The great musicians of classic jazz should be thought of—and taught—as bona fide modernists alongside the canonical modernist writers and visual artists, whose work, in turn, draws much on the spirit of jazz. Such are the theses of Jazz Modernism, and Appel makes his case for them not by arguing but by demonstrating how to discuss painting, sculpture, fiction, and jazz performance together productively and in much the same terms. Appel, a professor (emeritus) of English, is a marvelous close reader of Fats Waller, Louis Armstrong, and their estimable cohorts, as well as of Picasso, Calder, and Carlo Carrà. Appel will not single-handedly canonize jazz outside the music department, if only because few faculty in literature, art history, and cultural studies, however simpatico, feel themselves equipped with the analytic tools to venture into music criticism or pedagogy. Yet by modeling how we might talk about jazz as one among several interconnected and equally lively modernist arts, Jazz Modernism at least makes a good start on this large problem.

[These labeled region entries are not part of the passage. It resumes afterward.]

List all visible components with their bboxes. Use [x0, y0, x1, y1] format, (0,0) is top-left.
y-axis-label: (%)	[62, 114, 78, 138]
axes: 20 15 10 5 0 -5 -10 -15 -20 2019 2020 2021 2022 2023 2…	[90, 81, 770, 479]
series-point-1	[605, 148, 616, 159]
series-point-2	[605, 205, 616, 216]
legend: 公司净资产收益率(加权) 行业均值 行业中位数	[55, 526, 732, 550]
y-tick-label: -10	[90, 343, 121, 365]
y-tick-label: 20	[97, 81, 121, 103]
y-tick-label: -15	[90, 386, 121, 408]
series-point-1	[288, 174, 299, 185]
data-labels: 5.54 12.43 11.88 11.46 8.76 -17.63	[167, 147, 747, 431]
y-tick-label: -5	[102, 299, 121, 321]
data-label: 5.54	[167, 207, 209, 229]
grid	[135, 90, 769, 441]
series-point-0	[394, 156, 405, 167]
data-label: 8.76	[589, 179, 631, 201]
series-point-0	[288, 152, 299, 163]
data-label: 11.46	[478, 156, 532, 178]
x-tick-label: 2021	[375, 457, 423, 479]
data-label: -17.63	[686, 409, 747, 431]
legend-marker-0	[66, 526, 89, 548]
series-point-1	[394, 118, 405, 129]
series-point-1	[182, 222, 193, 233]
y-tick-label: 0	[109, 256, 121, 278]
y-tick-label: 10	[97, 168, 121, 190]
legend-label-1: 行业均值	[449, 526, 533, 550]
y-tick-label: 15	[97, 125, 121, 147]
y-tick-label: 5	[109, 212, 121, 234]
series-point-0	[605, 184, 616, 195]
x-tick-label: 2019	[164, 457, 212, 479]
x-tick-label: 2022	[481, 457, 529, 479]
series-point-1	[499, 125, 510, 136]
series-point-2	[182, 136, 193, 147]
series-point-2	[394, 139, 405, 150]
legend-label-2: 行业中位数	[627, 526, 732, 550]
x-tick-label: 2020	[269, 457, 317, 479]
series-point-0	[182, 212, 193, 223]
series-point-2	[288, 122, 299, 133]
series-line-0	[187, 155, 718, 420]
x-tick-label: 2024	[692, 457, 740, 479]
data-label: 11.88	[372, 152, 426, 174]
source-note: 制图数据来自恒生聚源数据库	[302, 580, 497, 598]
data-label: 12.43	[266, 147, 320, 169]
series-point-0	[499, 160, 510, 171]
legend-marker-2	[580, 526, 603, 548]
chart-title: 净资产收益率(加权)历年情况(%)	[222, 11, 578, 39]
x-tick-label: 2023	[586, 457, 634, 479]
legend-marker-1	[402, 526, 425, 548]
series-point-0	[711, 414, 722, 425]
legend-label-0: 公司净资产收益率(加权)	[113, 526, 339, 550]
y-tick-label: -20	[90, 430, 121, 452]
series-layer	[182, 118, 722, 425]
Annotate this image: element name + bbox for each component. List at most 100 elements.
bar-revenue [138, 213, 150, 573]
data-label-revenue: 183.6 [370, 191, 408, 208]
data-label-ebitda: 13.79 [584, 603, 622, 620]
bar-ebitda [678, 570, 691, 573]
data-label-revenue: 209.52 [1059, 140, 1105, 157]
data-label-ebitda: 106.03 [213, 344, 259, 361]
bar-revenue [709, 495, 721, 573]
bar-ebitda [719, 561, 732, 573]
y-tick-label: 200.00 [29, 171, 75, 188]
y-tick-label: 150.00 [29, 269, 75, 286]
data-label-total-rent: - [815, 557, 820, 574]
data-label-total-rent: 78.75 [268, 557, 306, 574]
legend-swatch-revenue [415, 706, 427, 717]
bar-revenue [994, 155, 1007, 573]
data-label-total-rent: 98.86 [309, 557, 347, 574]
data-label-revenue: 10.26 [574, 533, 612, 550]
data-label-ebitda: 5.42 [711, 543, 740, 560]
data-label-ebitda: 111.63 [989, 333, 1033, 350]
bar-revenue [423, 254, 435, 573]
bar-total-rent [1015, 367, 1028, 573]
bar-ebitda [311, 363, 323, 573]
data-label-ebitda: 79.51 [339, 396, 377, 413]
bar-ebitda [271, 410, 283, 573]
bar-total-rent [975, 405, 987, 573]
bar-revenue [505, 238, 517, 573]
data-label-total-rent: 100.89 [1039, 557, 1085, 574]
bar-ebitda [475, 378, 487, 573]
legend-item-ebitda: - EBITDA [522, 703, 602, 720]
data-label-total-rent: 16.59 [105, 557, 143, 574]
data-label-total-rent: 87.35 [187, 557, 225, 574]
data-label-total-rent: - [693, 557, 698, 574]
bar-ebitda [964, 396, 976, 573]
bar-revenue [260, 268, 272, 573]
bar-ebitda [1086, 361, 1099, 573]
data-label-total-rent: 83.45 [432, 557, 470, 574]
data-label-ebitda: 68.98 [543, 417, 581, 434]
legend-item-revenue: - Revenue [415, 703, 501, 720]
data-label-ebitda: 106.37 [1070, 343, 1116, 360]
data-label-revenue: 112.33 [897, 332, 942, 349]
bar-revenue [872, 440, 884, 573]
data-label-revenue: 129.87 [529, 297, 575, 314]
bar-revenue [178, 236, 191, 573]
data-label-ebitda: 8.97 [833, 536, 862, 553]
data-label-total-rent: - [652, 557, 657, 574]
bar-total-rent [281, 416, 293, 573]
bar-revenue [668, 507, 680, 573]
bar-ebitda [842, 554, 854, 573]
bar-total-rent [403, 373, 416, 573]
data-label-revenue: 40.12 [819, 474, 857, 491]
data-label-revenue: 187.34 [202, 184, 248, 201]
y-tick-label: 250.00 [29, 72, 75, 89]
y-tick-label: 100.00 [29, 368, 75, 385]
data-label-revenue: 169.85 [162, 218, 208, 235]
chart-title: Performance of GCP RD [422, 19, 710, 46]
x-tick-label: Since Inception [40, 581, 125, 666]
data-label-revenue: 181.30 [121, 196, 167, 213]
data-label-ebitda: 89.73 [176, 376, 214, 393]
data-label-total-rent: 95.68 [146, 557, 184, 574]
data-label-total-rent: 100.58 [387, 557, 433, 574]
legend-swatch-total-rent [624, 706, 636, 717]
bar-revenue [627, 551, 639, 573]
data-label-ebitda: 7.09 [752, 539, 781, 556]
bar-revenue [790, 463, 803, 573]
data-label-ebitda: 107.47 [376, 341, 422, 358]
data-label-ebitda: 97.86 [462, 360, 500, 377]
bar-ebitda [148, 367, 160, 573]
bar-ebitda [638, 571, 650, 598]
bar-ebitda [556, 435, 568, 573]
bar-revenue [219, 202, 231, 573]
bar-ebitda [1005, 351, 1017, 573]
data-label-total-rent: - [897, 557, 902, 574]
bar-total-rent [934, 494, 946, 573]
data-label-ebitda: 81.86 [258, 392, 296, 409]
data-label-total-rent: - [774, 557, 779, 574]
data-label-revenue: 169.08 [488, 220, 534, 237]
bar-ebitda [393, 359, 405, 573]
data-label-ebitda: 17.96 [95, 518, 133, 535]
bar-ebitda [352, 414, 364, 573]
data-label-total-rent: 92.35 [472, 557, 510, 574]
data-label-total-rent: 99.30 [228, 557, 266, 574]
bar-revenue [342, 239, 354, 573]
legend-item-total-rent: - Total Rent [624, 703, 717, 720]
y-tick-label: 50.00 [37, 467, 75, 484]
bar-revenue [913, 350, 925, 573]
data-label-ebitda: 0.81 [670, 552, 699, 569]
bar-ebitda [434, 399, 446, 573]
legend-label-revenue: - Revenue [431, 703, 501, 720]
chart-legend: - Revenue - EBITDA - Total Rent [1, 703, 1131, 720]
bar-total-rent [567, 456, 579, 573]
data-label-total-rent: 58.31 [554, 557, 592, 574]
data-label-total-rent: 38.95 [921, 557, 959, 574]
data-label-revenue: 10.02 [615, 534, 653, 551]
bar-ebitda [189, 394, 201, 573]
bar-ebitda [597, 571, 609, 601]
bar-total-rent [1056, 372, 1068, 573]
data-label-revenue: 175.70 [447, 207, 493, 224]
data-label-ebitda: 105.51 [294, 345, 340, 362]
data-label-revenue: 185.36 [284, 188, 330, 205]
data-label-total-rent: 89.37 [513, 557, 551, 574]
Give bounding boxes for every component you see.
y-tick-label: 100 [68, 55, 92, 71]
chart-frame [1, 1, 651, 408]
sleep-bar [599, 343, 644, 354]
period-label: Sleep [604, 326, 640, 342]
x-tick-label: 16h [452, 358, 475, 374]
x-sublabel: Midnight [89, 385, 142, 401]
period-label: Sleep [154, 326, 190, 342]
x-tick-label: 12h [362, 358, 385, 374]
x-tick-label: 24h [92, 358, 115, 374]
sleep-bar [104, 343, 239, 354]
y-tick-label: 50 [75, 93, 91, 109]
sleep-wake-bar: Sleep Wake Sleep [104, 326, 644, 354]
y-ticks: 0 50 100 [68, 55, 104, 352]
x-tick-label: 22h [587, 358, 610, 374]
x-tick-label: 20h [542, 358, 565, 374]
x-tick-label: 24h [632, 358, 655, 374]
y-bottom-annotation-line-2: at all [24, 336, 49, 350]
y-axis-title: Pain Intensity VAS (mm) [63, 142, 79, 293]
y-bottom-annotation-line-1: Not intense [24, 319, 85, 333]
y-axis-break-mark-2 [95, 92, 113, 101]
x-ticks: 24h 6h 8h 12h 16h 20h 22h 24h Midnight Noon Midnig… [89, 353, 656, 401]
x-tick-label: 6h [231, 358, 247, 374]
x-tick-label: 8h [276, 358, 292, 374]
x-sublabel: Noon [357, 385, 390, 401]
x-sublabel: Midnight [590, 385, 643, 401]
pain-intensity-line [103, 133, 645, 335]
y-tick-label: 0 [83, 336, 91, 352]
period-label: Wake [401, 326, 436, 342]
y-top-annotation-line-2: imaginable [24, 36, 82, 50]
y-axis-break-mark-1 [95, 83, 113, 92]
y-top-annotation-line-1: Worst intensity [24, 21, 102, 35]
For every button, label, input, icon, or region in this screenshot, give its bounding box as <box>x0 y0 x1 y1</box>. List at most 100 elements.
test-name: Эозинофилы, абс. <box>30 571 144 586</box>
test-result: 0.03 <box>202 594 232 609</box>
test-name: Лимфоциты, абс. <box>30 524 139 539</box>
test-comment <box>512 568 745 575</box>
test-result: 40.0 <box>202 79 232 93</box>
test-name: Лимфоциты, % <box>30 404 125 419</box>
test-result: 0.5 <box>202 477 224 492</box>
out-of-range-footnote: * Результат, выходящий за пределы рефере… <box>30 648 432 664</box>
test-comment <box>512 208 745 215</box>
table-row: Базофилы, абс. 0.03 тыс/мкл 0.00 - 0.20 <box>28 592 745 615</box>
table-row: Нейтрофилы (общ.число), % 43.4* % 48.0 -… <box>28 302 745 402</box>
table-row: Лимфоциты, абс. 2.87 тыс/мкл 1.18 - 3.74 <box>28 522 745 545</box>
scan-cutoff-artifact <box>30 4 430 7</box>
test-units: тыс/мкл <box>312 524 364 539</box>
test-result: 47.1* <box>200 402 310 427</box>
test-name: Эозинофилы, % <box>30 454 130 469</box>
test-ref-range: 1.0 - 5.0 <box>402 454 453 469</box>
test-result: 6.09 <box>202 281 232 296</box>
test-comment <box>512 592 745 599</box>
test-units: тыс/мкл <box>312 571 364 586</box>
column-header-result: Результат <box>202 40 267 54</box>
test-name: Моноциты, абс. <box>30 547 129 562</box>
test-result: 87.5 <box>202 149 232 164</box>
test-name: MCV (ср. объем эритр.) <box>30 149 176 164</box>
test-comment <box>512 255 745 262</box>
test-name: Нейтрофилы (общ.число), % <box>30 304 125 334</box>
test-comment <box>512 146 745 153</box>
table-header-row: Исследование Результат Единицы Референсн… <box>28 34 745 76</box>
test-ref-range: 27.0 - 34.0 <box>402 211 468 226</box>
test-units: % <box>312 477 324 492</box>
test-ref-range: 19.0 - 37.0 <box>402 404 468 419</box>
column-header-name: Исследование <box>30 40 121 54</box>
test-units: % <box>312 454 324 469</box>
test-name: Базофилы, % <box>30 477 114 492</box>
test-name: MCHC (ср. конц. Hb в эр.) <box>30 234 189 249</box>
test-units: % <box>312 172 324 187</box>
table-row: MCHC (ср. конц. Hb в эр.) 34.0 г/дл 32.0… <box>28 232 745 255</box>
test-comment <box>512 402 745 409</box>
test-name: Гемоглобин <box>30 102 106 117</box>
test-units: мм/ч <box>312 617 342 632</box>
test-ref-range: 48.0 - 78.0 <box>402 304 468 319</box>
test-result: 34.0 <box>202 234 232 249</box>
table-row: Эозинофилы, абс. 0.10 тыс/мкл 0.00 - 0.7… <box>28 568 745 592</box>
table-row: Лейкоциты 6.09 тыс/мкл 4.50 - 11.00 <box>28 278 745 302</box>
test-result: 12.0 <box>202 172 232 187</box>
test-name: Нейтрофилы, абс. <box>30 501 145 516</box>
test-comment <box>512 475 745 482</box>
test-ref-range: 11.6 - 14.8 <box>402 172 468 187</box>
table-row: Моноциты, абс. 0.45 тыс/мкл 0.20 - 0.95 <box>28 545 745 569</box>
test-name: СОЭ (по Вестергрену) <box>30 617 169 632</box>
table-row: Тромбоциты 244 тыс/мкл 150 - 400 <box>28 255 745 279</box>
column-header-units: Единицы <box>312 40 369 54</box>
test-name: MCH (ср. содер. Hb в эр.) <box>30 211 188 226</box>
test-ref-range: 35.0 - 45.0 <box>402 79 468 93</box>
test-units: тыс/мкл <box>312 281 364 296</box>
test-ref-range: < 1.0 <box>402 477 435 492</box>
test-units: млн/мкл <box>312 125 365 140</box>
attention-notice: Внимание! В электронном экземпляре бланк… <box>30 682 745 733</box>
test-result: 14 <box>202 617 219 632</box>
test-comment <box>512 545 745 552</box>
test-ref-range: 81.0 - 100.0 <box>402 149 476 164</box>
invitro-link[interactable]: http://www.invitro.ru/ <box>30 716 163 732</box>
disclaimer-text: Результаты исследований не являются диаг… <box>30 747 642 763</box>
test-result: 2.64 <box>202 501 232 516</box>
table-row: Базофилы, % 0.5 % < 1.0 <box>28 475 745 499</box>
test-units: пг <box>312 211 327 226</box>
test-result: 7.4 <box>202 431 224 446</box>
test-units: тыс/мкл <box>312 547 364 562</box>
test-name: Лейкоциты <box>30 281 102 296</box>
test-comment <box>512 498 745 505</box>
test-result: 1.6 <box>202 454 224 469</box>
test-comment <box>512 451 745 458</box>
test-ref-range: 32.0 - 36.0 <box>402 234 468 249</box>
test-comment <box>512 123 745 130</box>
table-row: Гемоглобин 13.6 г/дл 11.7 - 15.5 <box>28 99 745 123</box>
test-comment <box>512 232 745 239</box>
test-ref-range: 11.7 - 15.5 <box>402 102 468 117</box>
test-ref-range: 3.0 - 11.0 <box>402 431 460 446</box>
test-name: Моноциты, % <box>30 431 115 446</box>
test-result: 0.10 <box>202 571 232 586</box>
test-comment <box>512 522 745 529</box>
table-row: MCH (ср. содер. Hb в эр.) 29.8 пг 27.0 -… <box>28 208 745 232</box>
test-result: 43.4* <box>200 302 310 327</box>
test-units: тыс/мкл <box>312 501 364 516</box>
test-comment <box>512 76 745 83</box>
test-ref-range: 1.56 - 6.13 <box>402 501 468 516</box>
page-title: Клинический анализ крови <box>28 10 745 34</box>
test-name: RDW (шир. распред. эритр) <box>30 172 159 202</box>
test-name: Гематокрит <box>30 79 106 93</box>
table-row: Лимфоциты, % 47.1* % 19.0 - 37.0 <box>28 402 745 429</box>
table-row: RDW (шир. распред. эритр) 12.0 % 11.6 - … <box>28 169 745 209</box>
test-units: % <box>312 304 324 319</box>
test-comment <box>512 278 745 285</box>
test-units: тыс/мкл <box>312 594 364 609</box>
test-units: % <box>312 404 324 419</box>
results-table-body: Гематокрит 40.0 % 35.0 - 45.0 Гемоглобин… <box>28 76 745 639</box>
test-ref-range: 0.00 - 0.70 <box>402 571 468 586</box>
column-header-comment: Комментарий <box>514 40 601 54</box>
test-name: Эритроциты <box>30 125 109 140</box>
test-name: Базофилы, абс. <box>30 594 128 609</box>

Regrettably, the book also hampers its own efforts in several ways. First, despite his professional credentials, Appel is less incisive here in discussing literature than in discussing music and the visual arts. He is alive to the jazz "virtues of indirection, understatement, and scat singing" in Lachaise and Matisse, but not in Wallace Stevens or, more surprisingly, in Langston Hughes. Second, the book's theorization of modernism is troubling. Appel adroitly transcends the high-low cultural binary only to replace it with an equally insupportable divide between accessible, improvisational, and joyous "jazz modernism" and its "opposite"—a shopworn version of pessimistic, hermetic high modernism that fresh scholarship has been debunking for over a decade. Are there really two modernisms? Accessibility, suffice it to say, proves an even more capricious criterion than joyousness. And finally, Appel's prose, neither accessible nor joyous for this reader, seems a failed experiment in developing a jazz-modernist critical style. Caveat lector! It is unfortunate that Appel's worthy project is so encumbered, because his call for centralizing jazz in the modernist curriculum is fundamental and just.

David Chinitz

David Chinitz, the author of T. S. Eliot and the Cultural Divide, is associate professor of English at Loyola University, Chicago.